While the public finds them important, in need of (some) investigation, and to varying degrees damming, they do not yet find them a direct indictment of Obama. For that to happen there will need to be proof. Until there is actual proof, saying there's proof just weakens the argument for everyone.

Fire and Movement
One of the most basic of military maneuvers is "Fire and Movement" in which one party fires suppressively and the other flanks until they are close enough for a terminal assault. This technique works, to a degree, in politics if you do it right. We could see Harry Reid make outrageous, over-reaching assertions ('some guy' told me Mitt Romney paid no taxes) and, because Mitt hadn't released his tax returns, the Republicans had to scramble to get control of the narrative while Obama could run around recruiting women and minorities.

In this case, though, the technique has a problem: there is no equivalent to the unreleased tax returns (there are unreleased Benghazi emails--but we saw a bunch of emails and those, despite promises and high hopes, didn't prove anything). Without the "suppressive element" to the fire, the movement (further investigation--until you can launch an assault--an actual indictment against the White House itself) doesn't get cover.

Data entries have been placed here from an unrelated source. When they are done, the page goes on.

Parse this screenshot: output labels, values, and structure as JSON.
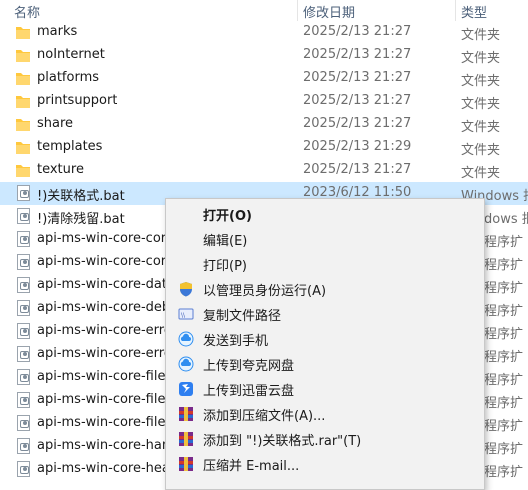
{
  "columns": {
    "name": "名称",
    "date": "修改日期",
    "type": "类型"
  },
  "files": [
    {
      "name": "marks",
      "date": "2025/2/13 21:27",
      "type": "文件夹",
      "kind": "folder"
    },
    {
      "name": "noInternet",
      "date": "2025/2/13 21:27",
      "type": "文件夹",
      "kind": "folder"
    },
    {
      "name": "platforms",
      "date": "2025/2/13 21:27",
      "type": "文件夹",
      "kind": "folder"
    },
    {
      "name": "printsupport",
      "date": "2025/2/13 21:27",
      "type": "文件夹",
      "kind": "folder"
    },
    {
      "name": "share",
      "date": "2025/2/13 21:27",
      "type": "文件夹",
      "kind": "folder"
    },
    {
      "name": "templates",
      "date": "2025/2/13 21:29",
      "type": "文件夹",
      "kind": "folder"
    },
    {
      "name": "texture",
      "date": "2025/2/13 21:27",
      "type": "文件夹",
      "kind": "folder"
    },
    {
      "name": "!)关联格式.bat",
      "date": "2023/6/12 11:50",
      "type": "Windows 批",
      "kind": "bat",
      "selected": true
    },
    {
      "name": "!)清除残留.bat",
      "date": "",
      "type": "dows 批",
      "kind": "bat"
    },
    {
      "name": "api-ms-win-core-cor",
      "date": "",
      "type": "程序扩",
      "kind": "dll"
    },
    {
      "name": "api-ms-win-core-cor",
      "date": "",
      "type": "程序扩",
      "kind": "dll"
    },
    {
      "name": "api-ms-win-core-dat",
      "date": "",
      "type": "程序扩",
      "kind": "dll"
    },
    {
      "name": "api-ms-win-core-deb",
      "date": "",
      "type": "程序扩",
      "kind": "dll"
    },
    {
      "name": "api-ms-win-core-erro",
      "date": "",
      "type": "程序扩",
      "kind": "dll"
    },
    {
      "name": "api-ms-win-core-erro",
      "date": "",
      "type": "程序扩",
      "kind": "dll"
    },
    {
      "name": "api-ms-win-core-file-",
      "date": "",
      "type": "程序扩",
      "kind": "dll"
    },
    {
      "name": "api-ms-win-core-file-",
      "date": "",
      "type": "程序扩",
      "kind": "dll"
    },
    {
      "name": "api-ms-win-core-file-",
      "date": "",
      "type": "程序扩",
      "kind": "dll"
    },
    {
      "name": "api-ms-win-core-han",
      "date": "",
      "type": "程序扩",
      "kind": "dll"
    },
    {
      "name": "api-ms-win-core-hea",
      "date": "",
      "type": "程序扩",
      "kind": "dll"
    }
  ],
  "context_menu": [
    {
      "label": "打开(O)",
      "bold": true,
      "icon": ""
    },
    {
      "label": "编辑(E)",
      "icon": ""
    },
    {
      "label": "打印(P)",
      "icon": ""
    },
    {
      "label": "以管理员身份运行(A)",
      "icon": "shield-icon"
    },
    {
      "label": "复制文件路径",
      "icon": "copy-path-icon"
    },
    {
      "label": "发送到手机",
      "icon": "cloud-phone-icon"
    },
    {
      "label": "上传到夸克网盘",
      "icon": "quark-cloud-icon"
    },
    {
      "label": "上传到迅雷云盘",
      "icon": "thunder-cloud-icon"
    },
    {
      "label": "添加到压缩文件(A)...",
      "icon": "winrar-icon"
    },
    {
      "label": "添加到 \"!)关联格式.rar\"(T)",
      "icon": "winrar-icon"
    },
    {
      "label": "压缩并 E-mail...",
      "icon": "winrar-icon"
    }
  ],
  "colors": {
    "selection": "#cce8ff",
    "folder": "#ffc83d",
    "menu_bg": "#f2f2f2"
  }
}
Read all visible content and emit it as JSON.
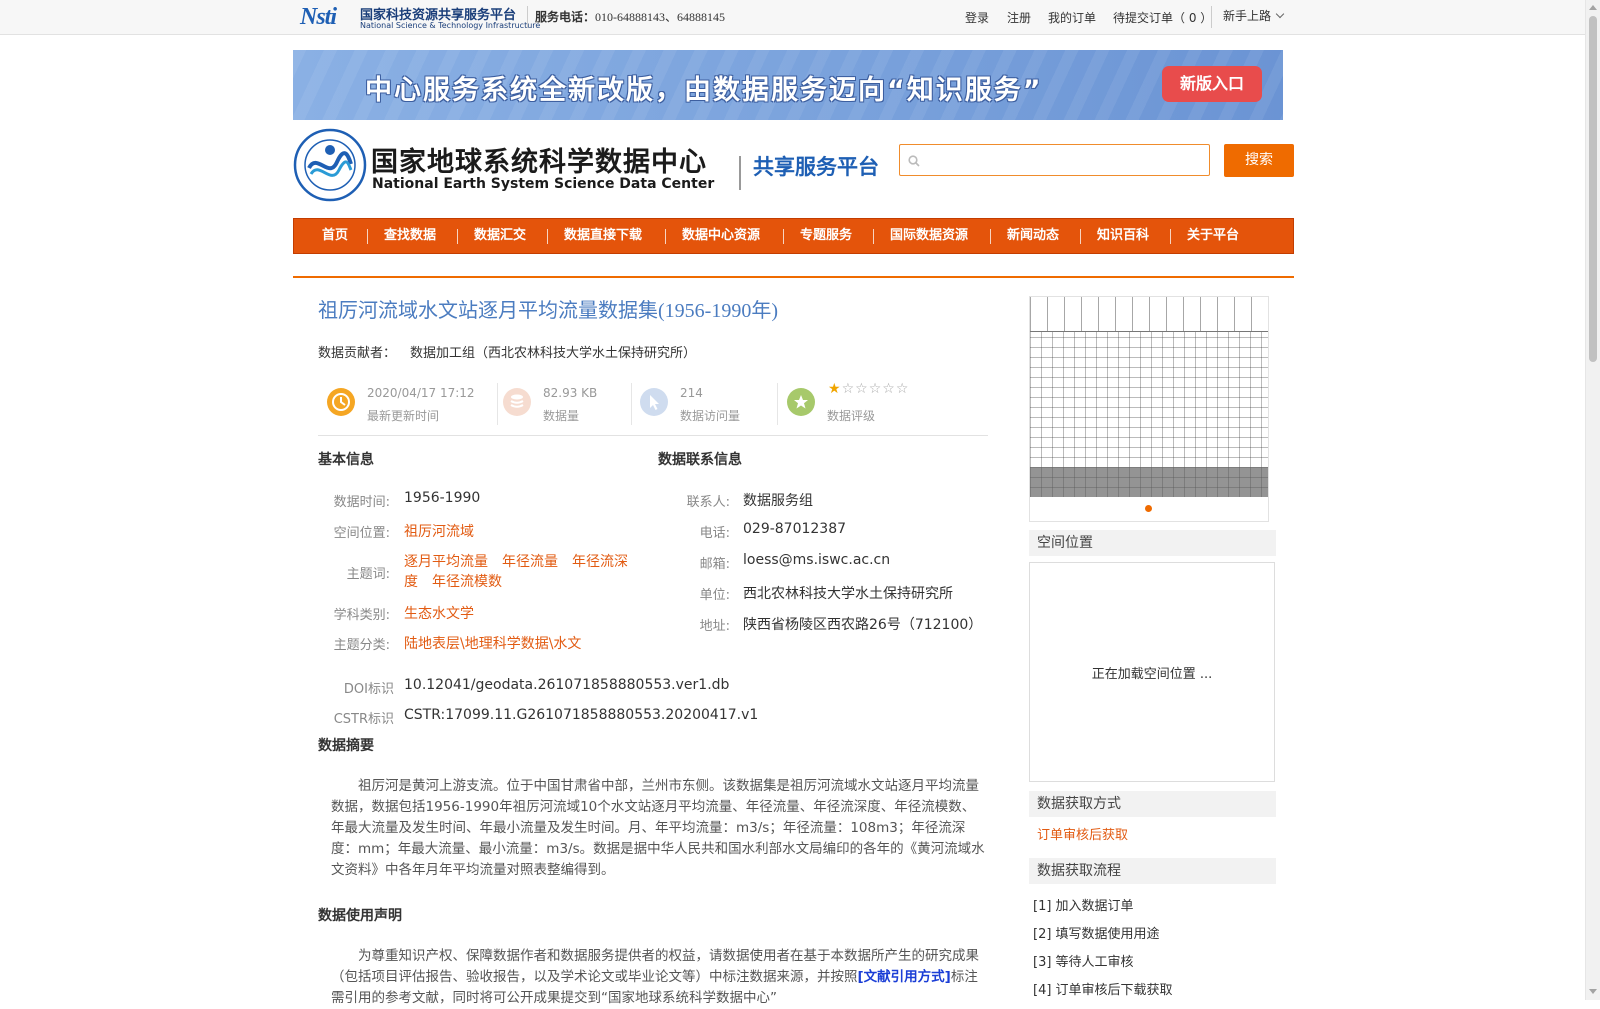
{
  "header": {
    "logo_mark": "Nsti",
    "logo_cn": "国家科技资源共享服务平台",
    "logo_en": "National Science & Technology Infrastructure",
    "phone_label": "服务电话：",
    "phone_numbers": "010-64888143、64888145",
    "links": [
      "登录",
      "注册",
      "我的订单",
      "待提交订单（ 0 ）"
    ],
    "guide": "新手上路"
  },
  "banner": {
    "text": "中心服务系统全新改版，由数据服务迈向“知识服务”",
    "button": "新版入口"
  },
  "site": {
    "name_cn": "国家地球系统科学数据中心",
    "name_en": "National Earth System Science Data Center",
    "platform": "共享服务平台"
  },
  "search": {
    "value": "",
    "button": "搜索"
  },
  "nav": [
    "首页",
    "查找数据",
    "数据汇交",
    "数据直接下载",
    "数据中心资源",
    "专题服务",
    "国际数据资源",
    "新闻动态",
    "知识百科",
    "关于平台"
  ],
  "dataset": {
    "title": "祖厉河流域水文站逐月平均流量数据集(1956-1990年)",
    "contributor_label": "数据贡献者：",
    "contributor": "数据加工组（西北农林科技大学水土保持研究所）"
  },
  "stats": {
    "updated_value": "2020/04/17 17:12",
    "updated_label": "最新更新时间",
    "size_value": "82.93 KB",
    "size_label": "数据量",
    "visits_value": "214",
    "visits_label": "数据访问量",
    "rating_label": "数据评级",
    "rating": 1,
    "rating_max": 6
  },
  "basic": {
    "heading": "基本信息",
    "time_label": "数据时间:",
    "time": "1956-1990",
    "location_label": "空间位置:",
    "location": "祖厉河流域",
    "keywords_label": "主题词:",
    "keywords": [
      "逐月平均流量",
      "年径流量",
      "年径流深度",
      "年径流模数"
    ],
    "discipline_label": "学科类别:",
    "discipline": "生态水文学",
    "category_label": "主题分类:",
    "category": "陆地表层\\地理科学数据\\水文",
    "doi_label": "DOI标识",
    "doi": "10.12041/geodata.261071858880553.ver1.db",
    "cstr_label": "CSTR标识",
    "cstr": "CSTR:17099.11.G261071858880553.20200417.v1"
  },
  "contact": {
    "heading": "数据联系信息",
    "person_label": "联系人:",
    "person": "数据服务组",
    "phone_label": "电话:",
    "phone": "029-87012387",
    "email_label": "邮箱:",
    "email": "loess@ms.iswc.ac.cn",
    "org_label": "单位:",
    "org": "西北农林科技大学水土保持研究所",
    "address_label": "地址:",
    "address": "陕西省杨陵区西农路26号（712100）"
  },
  "abstract": {
    "heading": "数据摘要",
    "text": "祖厉河是黄河上游支流。位于中国甘肃省中部，兰州市东侧。该数据集是祖厉河流域水文站逐月平均流量数据，数据包括1956-1990年祖厉河流域10个水文站逐月平均流量、年径流量、年径流深度、年径流模数、年最大流量及发生时间、年最小流量及发生时间。月、年平均流量：m3/s；年径流量：108m3；年径流深度：mm；年最大流量、最小流量：m3/s。数据是据中华人民共和国水利部水文局编印的各年的《黄河流域水文资料》中各年月年平均流量对照表整编得到。"
  },
  "usage": {
    "heading": "数据使用声明",
    "text_before": "为尊重知识产权、保障数据作者和数据服务提供者的权益，请数据使用者在基于本数据所产生的研究成果（包括项目评估报告、验收报告，以及学术论文或毕业论文等）中标注数据来源，并按照",
    "link": "[文献引用方式]",
    "text_after": "标注需引用的参考文献，同时将可公开成果提交到“国家地球系统科学数据中心”"
  },
  "sidebar": {
    "spatial_heading": "空间位置",
    "map_loading": "正在加载空间位置 ...",
    "access_heading": "数据获取方式",
    "access_method": "订单审核后获取",
    "process_heading": "数据获取流程",
    "steps": [
      "[1] 加入数据订单",
      "[2] 填写数据使用用途",
      "[3] 等待人工审核",
      "[4] 订单审核后下载获取"
    ]
  },
  "colors": {
    "accent_orange": "#ef6b00",
    "nav_bg": "#e4540b",
    "title_blue": "#4b7cc0",
    "link_orange": "#e25b12",
    "banner_blue": "#7aa2dc"
  }
}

Indeed--if the public perceives the GOP as "crying Wolf" there may be another, more fitting, military analogy.

Friendly Fire
When one unit fires on another of the same (or allied) side it's called Friendly Fire. This refers to the origin of--not the nature of--the attack. It's a self-inflicted wound and it's quite possible that Lindsey Graham believes that's exactly what Issa is doing with his "Paid liar" allegations. If the public at large believes that the GOP would indict a ham sandwich so long as it had an Obama logo on it, they may see no reason to give special credence to any of the theories that are, as yet, unprovable.

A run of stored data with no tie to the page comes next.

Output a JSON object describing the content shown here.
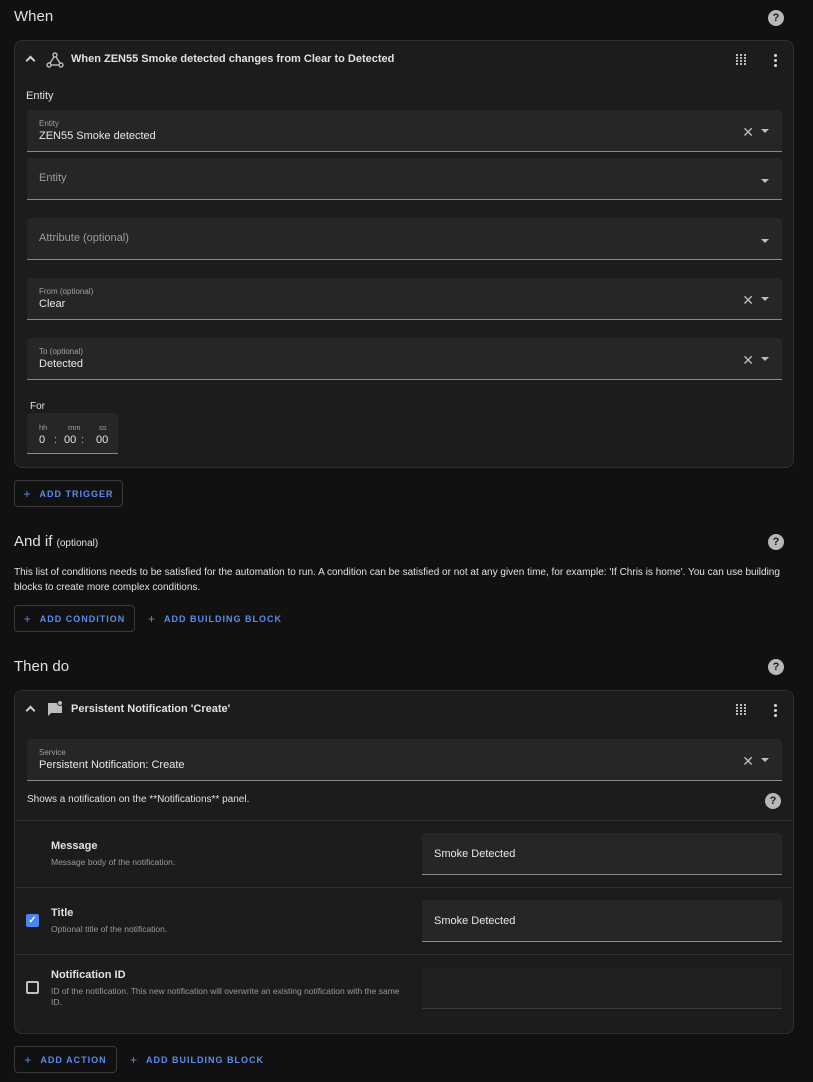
{
  "when": {
    "title": "When",
    "trigger": {
      "header": "When ZEN55 Smoke detected changes from Clear to Detected",
      "entity_section_label": "Entity",
      "entity_field": {
        "label": "Entity",
        "value": "ZEN55 Smoke detected"
      },
      "entity_field_empty": {
        "label": "Entity"
      },
      "attribute_field": {
        "label": "Attribute (optional)"
      },
      "from_field": {
        "label": "From (optional)",
        "value": "Clear"
      },
      "to_field": {
        "label": "To (optional)",
        "value": "Detected"
      },
      "for_label": "For",
      "duration": {
        "hh_label": "hh",
        "mm_label": "mm",
        "ss_label": "ss",
        "hh": "0",
        "mm": "00",
        "ss": "00",
        "sep": ":"
      }
    },
    "add_trigger": "ADD TRIGGER"
  },
  "and_if": {
    "title": "And if",
    "optional": "(optional)",
    "description": "This list of conditions needs to be satisfied for the automation to run. A condition can be satisfied or not at any given time, for example: 'If Chris is home'. You can use building blocks to create more complex conditions.",
    "add_condition": "ADD CONDITION",
    "add_building_block": "ADD BUILDING BLOCK"
  },
  "then_do": {
    "title": "Then do",
    "action": {
      "header": "Persistent Notification 'Create'",
      "service_field": {
        "label": "Service",
        "value": "Persistent Notification: Create"
      },
      "service_description": "Shows a notification on the **Notifications** panel.",
      "params": [
        {
          "title": "Message",
          "description": "Message body of the notification.",
          "value": "Smoke Detected"
        },
        {
          "title": "Title",
          "description": "Optional title of the notification.",
          "value": "Smoke Detected",
          "checked": true
        },
        {
          "title": "Notification ID",
          "description": "ID of the notification. This new notification will overwrite an existing notification with the same ID.",
          "value": "",
          "checked": false
        }
      ]
    },
    "add_action": "ADD ACTION",
    "add_building_block": "ADD BUILDING BLOCK"
  },
  "icons": {
    "help": "?",
    "clear": "✕",
    "check": "✓",
    "plus": "+"
  },
  "colors": {
    "accent": "#5b8bf0",
    "background": "#111111",
    "card": "#1c1c1c",
    "field": "#262626"
  }
}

This brings us back to the opening comments: what would you do if you had, in hand, witnesses who were about to break everything wide open? What you'd do is play your hand carefully until such a time as the story did, in fact, break wide open. You wouldn't shoot your mouth off and then dump your (utterly damning) evidence--that could possibly weaken a winning hand.

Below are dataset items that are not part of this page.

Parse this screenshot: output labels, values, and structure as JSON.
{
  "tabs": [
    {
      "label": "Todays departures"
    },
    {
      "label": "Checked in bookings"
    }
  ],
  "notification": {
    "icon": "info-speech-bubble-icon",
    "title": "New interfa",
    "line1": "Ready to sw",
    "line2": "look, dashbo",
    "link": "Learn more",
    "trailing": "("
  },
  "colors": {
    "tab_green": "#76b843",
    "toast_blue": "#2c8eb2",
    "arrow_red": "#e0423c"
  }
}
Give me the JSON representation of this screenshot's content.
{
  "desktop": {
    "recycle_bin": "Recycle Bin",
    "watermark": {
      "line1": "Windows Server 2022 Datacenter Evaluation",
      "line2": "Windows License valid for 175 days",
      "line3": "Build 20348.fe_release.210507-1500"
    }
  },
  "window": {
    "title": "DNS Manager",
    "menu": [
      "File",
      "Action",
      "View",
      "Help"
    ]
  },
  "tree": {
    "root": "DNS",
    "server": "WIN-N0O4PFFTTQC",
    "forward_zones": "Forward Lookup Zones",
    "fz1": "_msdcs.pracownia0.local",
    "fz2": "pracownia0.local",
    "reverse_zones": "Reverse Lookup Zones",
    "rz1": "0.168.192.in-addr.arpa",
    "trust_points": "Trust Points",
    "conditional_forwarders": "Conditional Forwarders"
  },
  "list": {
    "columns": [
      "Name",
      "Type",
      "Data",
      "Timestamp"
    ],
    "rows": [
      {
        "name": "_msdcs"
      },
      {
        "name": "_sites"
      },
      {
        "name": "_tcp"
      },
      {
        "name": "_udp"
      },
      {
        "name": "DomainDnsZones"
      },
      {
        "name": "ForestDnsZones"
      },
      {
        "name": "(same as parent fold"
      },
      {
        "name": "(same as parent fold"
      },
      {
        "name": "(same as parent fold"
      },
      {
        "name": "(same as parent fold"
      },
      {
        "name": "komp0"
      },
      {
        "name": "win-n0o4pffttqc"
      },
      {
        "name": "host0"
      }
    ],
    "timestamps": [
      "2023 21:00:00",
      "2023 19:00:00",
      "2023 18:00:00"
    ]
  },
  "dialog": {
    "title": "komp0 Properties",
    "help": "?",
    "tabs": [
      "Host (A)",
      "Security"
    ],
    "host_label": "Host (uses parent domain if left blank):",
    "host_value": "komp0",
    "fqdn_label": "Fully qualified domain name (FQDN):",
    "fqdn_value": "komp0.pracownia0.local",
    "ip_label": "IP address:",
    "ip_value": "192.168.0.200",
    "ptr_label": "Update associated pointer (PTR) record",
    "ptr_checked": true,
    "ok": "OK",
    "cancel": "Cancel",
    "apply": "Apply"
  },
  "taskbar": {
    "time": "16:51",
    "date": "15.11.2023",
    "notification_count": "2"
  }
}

Consider that, while politics are not exactly poker, if you have a winning hand you don't want to give it away until everyone is all in. That's similar for politics: you want the administration to get itself into as much hot water as possible until you can nail them. If your colleague was going off and weakening your masterstroke? You'd tell them.

Now, it's possible that no one knows what these potential witnesses ware going to say when they appear--but I doubt that's the case. I think that people are being vetted right now and guys like Graham have all the info they need. I think that if they really did have an air-tight story that was about to break all over the administration they'd have told Issa to keep quite and do his talking after the story broke.

Since Issa is still talking ... I presume that means that rather than holding a pare of aces they've got a slightly less valuable hand--the same way the Benghazi witnesses and the Benghazi emails all proved to be less than stellar administration-enders. But that's just my guess ... As always, we'll have to see.